Part of the solace we found in our popcorn breaks was doing something together, something that was fun and produced immediate results. The other part was in the conversation that ensued as we sat cross-legged on the dorm room floor, circling the popcorn bowl. This was a time to clear our minds from schoolwork and let our minds wander to other things in life. Robin would open up her art history books and give us short lessons on an artist she’d read about. We’d wonder together, “What is Postmodernism, after all?” Oh yeah, and then there was “Five Minutes.” We had five minutes—and five minutes only—to talk about boys. When the timer was up, the conversation changed. And when the last kernels in the bowl were eaten up, it was time to head back to our schoolwork.

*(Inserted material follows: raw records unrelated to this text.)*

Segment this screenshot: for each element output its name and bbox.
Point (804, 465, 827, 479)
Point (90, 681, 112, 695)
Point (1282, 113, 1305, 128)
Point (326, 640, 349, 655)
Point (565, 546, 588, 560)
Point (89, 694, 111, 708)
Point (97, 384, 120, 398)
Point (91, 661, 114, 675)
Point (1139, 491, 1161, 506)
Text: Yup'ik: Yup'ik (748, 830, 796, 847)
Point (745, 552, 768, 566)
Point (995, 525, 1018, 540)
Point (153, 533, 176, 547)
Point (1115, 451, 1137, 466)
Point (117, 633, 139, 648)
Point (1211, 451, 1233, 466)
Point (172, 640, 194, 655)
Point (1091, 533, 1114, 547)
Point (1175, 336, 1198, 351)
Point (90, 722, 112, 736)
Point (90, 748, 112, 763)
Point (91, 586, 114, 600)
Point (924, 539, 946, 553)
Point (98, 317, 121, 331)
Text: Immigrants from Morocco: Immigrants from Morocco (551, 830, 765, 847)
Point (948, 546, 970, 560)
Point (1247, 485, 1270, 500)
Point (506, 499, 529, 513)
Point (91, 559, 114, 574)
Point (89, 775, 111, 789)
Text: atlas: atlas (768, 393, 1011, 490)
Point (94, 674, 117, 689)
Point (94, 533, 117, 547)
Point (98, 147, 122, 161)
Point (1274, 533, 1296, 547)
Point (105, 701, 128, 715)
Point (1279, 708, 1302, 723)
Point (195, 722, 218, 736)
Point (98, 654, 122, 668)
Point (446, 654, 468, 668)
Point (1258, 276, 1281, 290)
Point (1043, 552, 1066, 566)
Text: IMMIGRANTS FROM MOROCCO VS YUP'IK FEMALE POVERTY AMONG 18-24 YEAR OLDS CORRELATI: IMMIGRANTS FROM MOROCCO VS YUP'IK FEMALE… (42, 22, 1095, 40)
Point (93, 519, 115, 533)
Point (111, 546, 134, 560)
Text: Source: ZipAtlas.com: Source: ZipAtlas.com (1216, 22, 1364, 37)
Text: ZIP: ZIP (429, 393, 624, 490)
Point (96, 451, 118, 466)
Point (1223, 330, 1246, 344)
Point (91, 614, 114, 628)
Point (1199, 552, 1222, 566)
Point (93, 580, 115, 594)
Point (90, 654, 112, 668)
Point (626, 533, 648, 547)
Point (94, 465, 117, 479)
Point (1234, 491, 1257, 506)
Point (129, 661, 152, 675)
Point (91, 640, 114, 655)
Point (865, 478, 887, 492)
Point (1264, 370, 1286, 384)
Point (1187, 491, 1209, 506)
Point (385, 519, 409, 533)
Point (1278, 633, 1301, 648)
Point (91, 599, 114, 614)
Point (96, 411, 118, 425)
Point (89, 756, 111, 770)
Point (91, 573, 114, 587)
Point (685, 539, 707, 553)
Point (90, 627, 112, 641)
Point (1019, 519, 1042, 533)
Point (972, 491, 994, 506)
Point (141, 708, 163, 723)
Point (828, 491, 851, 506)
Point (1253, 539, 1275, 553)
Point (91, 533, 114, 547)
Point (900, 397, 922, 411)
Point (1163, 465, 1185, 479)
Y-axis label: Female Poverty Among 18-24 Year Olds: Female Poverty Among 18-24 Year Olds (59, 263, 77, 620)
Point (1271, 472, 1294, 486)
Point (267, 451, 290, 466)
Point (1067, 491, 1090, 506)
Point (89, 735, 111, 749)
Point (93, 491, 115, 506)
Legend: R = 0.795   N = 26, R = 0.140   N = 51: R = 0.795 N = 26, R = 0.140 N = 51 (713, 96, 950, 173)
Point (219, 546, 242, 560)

Moral of the story: when you make fresh, homemade popcorn, share it with friends. That’s half the experience.
Making popcorn on the stove is really easy—don’t let it scare you away!
- Simply choose a sturdy saucepan with a lid (larger if you want more popcorn, smaller if you want less).
- Pour in enough olive oil to coat the bottom of the pan.
- Now, there are actually two methods for this next step and I think they both work equally well. You can either put just two popcorn kernels in the pan, wait for them to pop and then pour in the rest of the kernels OR you can put all your popcorn kernels in the pan at the beginning. Regardless of which way you choose, you want to put in enough kernels to coat the bottom of the pan in a single layer. No double-high kernels here; if you want more, you’ll simply have to make another batch or use a bigger pan.
- With the pan turned on to medium-high heat, listen carefully for the sound of the first kernels popping. Shake the pan side-to-side occasionally so the popcorn doesn’t burn. You don’t need to shake it constantly; just a few times.
- When the popping stops, remove the lid (carefully! The steam will be hot!) and pour into a bowl. Sprinkle with salt and share with friends.